Bounded on one side by the immense domain of the Luxembourg, it stretched away indefinitely beyond Vaugiraud, almost to Clamart and Sceaux.

[Illustration: _The Luxembourg Gardens_]

At No. 27 Boulevard Montparnasse is an elaborate seventeenth house-front half hidden by the "modern style" flats of twentieth century Paris. This relic of the _grand siecle_, with its profusion of sculptured details, was the house bought by Louis XIV about 1672 and given to the "widow Scarron," the "young and beautiful widow of the court," as a recompense for the devotion with which she had educated the three children of the Marquise de Montespan, who, in 1673, were legitimatized as princes of the royal house--the Duc de Maine, the Comte de Vexin and Mademoiselle de Mantes.

Madame Scarron, who became in time Madame de Maintenon, the "_vraie reine du roi_," died in 1719, and the house passed to La Tour d'Auvergne.

On this same side of the river are the Palais de l'Institut and the Palais Bourbon. The Palais de l'Institut, or Palais Mazarin, is hardly to be considered one of the domestic establishments, the dwellings of kings, with which contemporary Paris was graced. It was but a creation of Mazarin, the minister, on the site of the Hotel de Nesle, and was first known as the Palais des Quatre Nations, where were educated, at the expense of the Cardinal, sixty young men of various nationalities.

The old chapel has since been transformed into the "Salle des Seances"

of the Institut de France, the Five French Academies. The black, gloomy facade of the edifice, to-day, in spite of the cupola which gives a certain inspiring dignity, is not lovely, and tradition and sentiment alone give it its present interest, though it is undeniably picturesque.

An inscription used to be on the pedestal of one of the fountains opposite the entrance which read:

"Superbe habitant du desert En ce lieu, dis moi, que fais tu --Tu le vois a mon habit vert Je suis membre de l'institut."

If the inscription were still there it would save the asking of a lot of silly questions by strangers who pass this way for the first time. The Palais de l'Institut is one of the sights of Paris, and its functions are notable, though hardly belonging to the romantic school of past days, for at present poets often make their entree via Montmartre's "Chat Noir," or are elected simply because some other candidate has been "_blackbouled_."

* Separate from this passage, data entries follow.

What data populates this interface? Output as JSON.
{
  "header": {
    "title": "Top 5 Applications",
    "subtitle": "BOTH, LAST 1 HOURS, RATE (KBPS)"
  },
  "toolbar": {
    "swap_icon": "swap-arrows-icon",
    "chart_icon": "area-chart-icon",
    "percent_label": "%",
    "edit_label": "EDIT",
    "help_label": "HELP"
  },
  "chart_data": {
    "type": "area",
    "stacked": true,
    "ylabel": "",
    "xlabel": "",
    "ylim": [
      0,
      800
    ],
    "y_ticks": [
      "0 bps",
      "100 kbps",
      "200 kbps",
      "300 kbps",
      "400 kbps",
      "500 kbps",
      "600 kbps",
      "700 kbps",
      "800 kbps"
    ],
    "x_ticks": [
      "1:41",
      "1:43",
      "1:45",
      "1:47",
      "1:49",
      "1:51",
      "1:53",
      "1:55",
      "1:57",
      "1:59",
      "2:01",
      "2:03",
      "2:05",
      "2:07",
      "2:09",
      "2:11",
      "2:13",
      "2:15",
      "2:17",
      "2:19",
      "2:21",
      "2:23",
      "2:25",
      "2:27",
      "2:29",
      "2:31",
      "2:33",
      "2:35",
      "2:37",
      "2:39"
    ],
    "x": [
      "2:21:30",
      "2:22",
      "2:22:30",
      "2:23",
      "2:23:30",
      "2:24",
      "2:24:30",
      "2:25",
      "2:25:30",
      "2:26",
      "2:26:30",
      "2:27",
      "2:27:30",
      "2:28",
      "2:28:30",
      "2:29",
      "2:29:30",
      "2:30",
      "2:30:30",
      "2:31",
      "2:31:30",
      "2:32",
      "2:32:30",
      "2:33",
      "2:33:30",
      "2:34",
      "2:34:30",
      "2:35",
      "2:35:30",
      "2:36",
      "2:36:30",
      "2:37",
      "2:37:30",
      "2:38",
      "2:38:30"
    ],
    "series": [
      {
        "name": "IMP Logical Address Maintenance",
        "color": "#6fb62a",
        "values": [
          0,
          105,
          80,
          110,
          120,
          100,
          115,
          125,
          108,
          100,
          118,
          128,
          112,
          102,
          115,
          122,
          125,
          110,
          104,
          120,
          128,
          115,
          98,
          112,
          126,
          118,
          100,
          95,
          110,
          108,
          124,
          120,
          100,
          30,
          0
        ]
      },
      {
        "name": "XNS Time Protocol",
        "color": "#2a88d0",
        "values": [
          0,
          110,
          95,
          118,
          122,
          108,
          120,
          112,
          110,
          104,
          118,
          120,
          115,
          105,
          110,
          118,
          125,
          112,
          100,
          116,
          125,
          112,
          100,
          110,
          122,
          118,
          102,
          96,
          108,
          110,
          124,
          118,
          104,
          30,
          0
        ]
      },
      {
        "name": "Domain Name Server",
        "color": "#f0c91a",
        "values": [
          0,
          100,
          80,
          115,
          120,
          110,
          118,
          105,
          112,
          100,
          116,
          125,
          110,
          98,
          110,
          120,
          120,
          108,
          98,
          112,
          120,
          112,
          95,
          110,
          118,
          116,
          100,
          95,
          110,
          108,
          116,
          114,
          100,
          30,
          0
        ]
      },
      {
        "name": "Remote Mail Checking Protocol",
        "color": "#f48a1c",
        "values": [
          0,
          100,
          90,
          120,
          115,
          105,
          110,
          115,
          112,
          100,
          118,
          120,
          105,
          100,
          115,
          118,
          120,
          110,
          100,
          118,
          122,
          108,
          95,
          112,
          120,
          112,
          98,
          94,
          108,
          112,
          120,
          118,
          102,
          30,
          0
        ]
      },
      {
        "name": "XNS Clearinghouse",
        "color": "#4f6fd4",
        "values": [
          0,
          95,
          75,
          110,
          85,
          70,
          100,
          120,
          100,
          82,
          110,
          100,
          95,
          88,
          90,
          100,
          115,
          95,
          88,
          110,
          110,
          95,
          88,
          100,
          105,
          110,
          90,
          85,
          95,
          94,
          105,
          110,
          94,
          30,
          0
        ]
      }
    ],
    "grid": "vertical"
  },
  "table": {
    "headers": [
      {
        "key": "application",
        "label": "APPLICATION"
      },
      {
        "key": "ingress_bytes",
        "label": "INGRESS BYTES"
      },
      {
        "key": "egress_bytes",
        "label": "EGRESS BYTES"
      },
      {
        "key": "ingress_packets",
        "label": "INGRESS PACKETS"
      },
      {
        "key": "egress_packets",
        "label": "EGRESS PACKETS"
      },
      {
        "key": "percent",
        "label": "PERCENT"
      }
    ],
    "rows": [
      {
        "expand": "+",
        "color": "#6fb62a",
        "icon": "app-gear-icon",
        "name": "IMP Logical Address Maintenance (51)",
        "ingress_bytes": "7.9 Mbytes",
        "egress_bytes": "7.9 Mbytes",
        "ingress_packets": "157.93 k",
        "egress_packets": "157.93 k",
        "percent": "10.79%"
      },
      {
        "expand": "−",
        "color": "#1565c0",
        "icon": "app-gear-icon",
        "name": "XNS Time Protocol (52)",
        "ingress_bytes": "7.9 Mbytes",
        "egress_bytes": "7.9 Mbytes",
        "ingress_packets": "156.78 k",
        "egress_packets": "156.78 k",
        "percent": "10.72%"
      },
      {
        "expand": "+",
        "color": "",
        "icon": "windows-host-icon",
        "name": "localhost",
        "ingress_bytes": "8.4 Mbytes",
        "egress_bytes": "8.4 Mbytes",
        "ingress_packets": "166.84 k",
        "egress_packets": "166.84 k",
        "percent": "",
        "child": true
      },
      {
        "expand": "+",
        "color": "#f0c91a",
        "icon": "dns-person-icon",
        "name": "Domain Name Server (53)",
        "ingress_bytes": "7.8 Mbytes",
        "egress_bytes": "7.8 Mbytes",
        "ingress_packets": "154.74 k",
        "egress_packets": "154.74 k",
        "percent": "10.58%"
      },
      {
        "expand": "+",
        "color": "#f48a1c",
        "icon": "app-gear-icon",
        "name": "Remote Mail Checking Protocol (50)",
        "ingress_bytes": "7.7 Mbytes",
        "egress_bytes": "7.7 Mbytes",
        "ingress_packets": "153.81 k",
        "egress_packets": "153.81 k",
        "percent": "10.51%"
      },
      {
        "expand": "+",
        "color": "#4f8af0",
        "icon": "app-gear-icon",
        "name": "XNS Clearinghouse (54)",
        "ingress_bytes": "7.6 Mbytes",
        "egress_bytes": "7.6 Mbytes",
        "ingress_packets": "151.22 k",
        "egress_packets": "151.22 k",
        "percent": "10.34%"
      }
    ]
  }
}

Still following along the left bank of the Seine one comes to the Palais Bourbon, the Chambre des Deputes, as it is better known. This edifice, where now sit the French deputies, was built by Girardini for the Dowager Duchesse de Bourbon in 1722, and, though much changed during various successive eras, is still a unique variety of architectural embellishment which is not uncouth, nor yet wholly appealing. Napoleon remade the heavily imposing facade, so familiar to all who cross the river by the Pont de la Concorde, but its grimness is its charm rather than its grace.

The structure cost its first proprietor twenty million or more francs, and since it has become national property the outlay has been constant.

Everything considered it makes a poor showing; but its pseudo-Greek facade, were it removed, would certainly be missed in this section of Paris.

The principal apartments are the "Salle des Pas Perdus," the "Salle des Seances," and the "Salle des Conferences"--where, in 1830, the Duc d'Orleans took the oath as king of France.